Protests from demonstrators and Democrats mark heated final day of whirlwind special session
Citing Article III, Section 9 of the Tennessee Constitution, the NAACP emphasizes that the power to convene a special session held by the governor requires that lawmakers "shall enter on no legislative business except that for which they were specifically called together," adding emphasis to the word "specifically" as they go on to later define it.
Instead of targeting the bill that officially redraws the congressional maps, the lawsuit instead zeroes in on House Bill 7001, which removes election residency requirements, and HB 7002, which removes the state law prohibiting the change of congressional districts between census years.
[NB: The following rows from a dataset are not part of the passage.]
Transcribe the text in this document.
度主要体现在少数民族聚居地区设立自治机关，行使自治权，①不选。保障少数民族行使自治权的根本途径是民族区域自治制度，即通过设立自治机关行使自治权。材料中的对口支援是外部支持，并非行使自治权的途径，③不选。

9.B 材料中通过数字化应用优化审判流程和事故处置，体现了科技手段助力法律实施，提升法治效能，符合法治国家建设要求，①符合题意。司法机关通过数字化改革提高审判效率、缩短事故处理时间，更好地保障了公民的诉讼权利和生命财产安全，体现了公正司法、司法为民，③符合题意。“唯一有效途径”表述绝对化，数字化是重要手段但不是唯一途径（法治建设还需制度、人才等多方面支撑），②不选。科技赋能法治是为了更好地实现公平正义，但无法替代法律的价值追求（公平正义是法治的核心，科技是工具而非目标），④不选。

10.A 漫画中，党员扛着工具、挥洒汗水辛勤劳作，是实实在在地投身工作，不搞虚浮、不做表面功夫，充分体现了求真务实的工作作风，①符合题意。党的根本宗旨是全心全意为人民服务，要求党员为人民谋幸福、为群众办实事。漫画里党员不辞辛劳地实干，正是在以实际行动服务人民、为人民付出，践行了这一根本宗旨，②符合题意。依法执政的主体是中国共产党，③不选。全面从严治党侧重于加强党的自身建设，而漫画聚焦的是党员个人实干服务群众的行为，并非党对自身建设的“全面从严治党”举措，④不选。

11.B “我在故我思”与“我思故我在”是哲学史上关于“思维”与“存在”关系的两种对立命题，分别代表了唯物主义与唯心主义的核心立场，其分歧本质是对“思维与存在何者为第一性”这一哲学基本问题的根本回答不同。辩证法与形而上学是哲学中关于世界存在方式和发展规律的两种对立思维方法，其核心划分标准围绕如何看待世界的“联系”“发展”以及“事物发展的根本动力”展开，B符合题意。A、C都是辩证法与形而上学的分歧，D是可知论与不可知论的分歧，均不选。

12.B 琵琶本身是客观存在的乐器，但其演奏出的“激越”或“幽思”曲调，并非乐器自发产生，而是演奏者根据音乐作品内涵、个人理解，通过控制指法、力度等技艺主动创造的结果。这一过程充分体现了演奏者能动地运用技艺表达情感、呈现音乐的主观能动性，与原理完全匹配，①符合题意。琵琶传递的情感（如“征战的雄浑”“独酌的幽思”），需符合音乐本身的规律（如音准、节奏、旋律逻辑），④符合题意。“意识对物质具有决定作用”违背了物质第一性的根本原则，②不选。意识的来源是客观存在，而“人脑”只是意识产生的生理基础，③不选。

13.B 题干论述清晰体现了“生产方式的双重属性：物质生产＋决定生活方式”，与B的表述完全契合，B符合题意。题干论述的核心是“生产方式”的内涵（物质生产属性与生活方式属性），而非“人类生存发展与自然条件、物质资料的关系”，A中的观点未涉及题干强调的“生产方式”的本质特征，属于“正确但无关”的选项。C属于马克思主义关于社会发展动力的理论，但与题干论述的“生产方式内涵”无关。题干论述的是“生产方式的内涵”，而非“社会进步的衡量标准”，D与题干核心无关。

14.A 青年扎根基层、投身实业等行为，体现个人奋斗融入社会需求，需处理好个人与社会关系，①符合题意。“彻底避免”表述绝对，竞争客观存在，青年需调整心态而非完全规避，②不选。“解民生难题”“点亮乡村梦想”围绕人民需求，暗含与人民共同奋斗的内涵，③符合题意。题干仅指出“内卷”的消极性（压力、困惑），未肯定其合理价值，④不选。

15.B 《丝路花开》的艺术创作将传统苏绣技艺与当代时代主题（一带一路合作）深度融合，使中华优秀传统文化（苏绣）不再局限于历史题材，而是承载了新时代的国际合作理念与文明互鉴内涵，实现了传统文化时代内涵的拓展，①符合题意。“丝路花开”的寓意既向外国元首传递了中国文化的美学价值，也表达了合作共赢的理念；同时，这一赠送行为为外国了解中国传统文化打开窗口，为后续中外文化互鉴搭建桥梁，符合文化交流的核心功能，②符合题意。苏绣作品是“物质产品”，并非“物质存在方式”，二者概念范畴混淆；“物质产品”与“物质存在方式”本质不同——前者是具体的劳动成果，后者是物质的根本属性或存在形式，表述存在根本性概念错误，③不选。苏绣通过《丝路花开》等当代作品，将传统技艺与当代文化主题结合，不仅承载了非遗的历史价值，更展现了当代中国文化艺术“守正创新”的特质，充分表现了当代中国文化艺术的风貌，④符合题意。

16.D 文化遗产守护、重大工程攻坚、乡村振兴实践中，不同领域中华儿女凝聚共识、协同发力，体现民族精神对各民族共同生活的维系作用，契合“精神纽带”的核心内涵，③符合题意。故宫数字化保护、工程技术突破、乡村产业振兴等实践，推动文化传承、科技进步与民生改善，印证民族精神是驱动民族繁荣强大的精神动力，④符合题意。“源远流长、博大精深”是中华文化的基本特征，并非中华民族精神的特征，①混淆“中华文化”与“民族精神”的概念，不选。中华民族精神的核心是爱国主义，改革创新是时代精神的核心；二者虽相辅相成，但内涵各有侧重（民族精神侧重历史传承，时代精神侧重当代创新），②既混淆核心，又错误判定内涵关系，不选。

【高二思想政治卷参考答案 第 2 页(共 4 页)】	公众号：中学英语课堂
The NAACP requested an issuance of a declaratory judgment on the legality of the governor and General Assembly's actions of late-decade redistricting.
The organization also requested injunctive relief to bar the governor, General Assembly or anyone else from taking steps to further redistricting that came from the session, calling the new maps "illegitimately derived congressional district boundaries."
Tennessee Attorney General Jonathan Skrmetti filed a notice of a requirement for a special three-judge panel. The notice did not contain any other reply to the allegations in the NAACP lawsuit.
"Under no circumstances can Respondents’ actions, which violate Tennessee statutory and constitutional provisions, be considered a benefit to the public for whom the statutory and constitutional provisions were enacted," the lawsuit states.
Democrats pushed back against the redistricting effort all week, likening the maps to the Jim Crow era and kicking off the week by stating there would be legal action ahead if the Republicans continued with their plans to redraw the state’s only federal Democratic seat — and only majority-Black district — into three Republican districts.
Republicans spent the week denying any racial implications for redrawing the map, stating several times they were based on politics and population and did not dispute the use of 2020 census data.
Update, 4 p.m.: The Tennessee Democratic Party filed its own lawsuit in the U.S. District Court of Middle Tennessee on Friday afternoon. A statement from TNDP chair Rachel Campbell reads, in part:
“The Tennessee Democratic Party has made one thing clear from the very beginning: we are taking this fight everywhere it must be fought, at the polls, in the courts, and in the streets. We are outraged that Governor Bill Lee and Tennessee Republicans are attempting to roll back generations of civil rights progress in just three days through a redistricting scheme designed to unlawfully silence Black voters. This is not only racist, it’s reckless. Changing the rules midstream will create chaos for voters and throw communities into upheaval. We will fight these racially gerrymandered maps tooth and nail because the future of democracy in Tennessee, across the South, and throughout this nation depends on it.”